223 Brandon ave
Penticton, B.C.
V2A 3W1
I believe that I deserve to live. I deserve to live because of my mom, that I can have kids and that I have to fix my relationship with someone before I die .I also wanted to help people with there life’s. This winter we got new that we only had 6 more months with my grandpa because of his lung cancer. He passed away this summer on July 19th. While he was sick my mom’s boyfriend got a tumor and has to get surgery for it on the September 26. She took a month off work and might be taking more she is so stressed out. My mother wouldn’t handle losing one more person in her life. There has been so much that my mother has done for other people. She paid for my auntie’s 700 dollar get away connections weekend connections is something in Kelowna that helps you deal with your emotions and past. And my auntie wasn’t even on my side of the family. Her whole life had been to help and love me and my brother as much as she can.
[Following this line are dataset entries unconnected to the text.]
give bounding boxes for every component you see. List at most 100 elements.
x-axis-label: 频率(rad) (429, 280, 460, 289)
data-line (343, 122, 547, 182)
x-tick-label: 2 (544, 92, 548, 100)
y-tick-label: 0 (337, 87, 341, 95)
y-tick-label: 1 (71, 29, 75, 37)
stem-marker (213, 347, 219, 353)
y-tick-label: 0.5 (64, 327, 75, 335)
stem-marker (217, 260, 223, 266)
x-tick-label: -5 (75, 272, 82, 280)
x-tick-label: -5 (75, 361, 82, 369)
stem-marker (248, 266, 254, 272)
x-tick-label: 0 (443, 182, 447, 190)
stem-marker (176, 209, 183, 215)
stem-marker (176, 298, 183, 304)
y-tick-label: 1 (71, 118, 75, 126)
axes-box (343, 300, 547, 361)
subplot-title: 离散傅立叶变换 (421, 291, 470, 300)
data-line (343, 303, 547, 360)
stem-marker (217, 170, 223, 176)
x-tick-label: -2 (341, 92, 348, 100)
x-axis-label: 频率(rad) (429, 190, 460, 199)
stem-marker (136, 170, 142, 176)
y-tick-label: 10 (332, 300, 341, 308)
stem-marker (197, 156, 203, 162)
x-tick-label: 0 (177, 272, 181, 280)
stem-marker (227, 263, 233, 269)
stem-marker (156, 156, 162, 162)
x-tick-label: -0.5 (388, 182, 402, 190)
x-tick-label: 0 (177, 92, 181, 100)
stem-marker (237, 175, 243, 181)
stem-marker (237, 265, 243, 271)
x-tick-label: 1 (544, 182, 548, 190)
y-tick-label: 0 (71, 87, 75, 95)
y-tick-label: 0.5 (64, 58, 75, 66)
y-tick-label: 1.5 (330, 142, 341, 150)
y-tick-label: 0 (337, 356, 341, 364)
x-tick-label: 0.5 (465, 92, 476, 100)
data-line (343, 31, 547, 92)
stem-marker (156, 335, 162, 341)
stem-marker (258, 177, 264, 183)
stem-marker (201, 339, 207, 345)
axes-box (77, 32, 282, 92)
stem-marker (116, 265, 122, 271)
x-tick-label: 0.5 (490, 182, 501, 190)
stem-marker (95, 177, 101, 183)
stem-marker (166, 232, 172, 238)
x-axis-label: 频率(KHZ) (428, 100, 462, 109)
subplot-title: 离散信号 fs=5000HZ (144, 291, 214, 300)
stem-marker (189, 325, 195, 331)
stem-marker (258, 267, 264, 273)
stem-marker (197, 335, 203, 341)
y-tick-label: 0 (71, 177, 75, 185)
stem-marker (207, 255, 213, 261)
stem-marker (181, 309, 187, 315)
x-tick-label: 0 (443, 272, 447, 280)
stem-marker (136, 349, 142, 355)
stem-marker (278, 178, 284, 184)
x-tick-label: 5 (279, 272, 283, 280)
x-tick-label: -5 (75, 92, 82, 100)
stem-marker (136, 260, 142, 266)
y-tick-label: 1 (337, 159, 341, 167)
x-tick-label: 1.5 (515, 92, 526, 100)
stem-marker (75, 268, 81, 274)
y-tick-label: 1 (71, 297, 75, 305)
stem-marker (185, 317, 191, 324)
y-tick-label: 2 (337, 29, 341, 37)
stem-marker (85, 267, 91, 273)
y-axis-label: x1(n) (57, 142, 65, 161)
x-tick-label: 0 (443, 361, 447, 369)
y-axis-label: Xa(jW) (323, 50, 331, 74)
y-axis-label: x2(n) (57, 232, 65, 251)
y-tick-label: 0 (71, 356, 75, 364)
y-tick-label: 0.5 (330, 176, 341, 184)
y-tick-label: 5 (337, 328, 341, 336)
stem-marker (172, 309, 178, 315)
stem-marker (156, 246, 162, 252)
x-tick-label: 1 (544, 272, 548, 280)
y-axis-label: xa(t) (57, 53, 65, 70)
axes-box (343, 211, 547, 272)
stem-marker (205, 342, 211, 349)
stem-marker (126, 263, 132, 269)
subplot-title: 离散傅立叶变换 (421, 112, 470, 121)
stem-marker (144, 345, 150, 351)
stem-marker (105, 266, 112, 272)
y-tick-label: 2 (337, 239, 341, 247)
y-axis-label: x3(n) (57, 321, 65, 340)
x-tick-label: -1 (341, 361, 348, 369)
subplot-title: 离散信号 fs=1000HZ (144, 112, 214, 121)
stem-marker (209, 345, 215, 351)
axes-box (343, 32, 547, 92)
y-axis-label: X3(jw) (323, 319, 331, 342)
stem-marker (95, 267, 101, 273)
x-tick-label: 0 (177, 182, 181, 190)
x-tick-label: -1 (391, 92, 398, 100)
Losing me is something right now that she can’t handle. When I grew up I wanted to have four kids. Those kids would make up for some of the lives lost. There is nothing I want more in my life is to be a mother. Paying it forward by being as good as a mom mine was is a life goal. My father and I have never had the best relationship but I want a good relationship with him so bad. Growing up with a dad who is a workaholic is not an easy thing. But not living with him in my life is worse.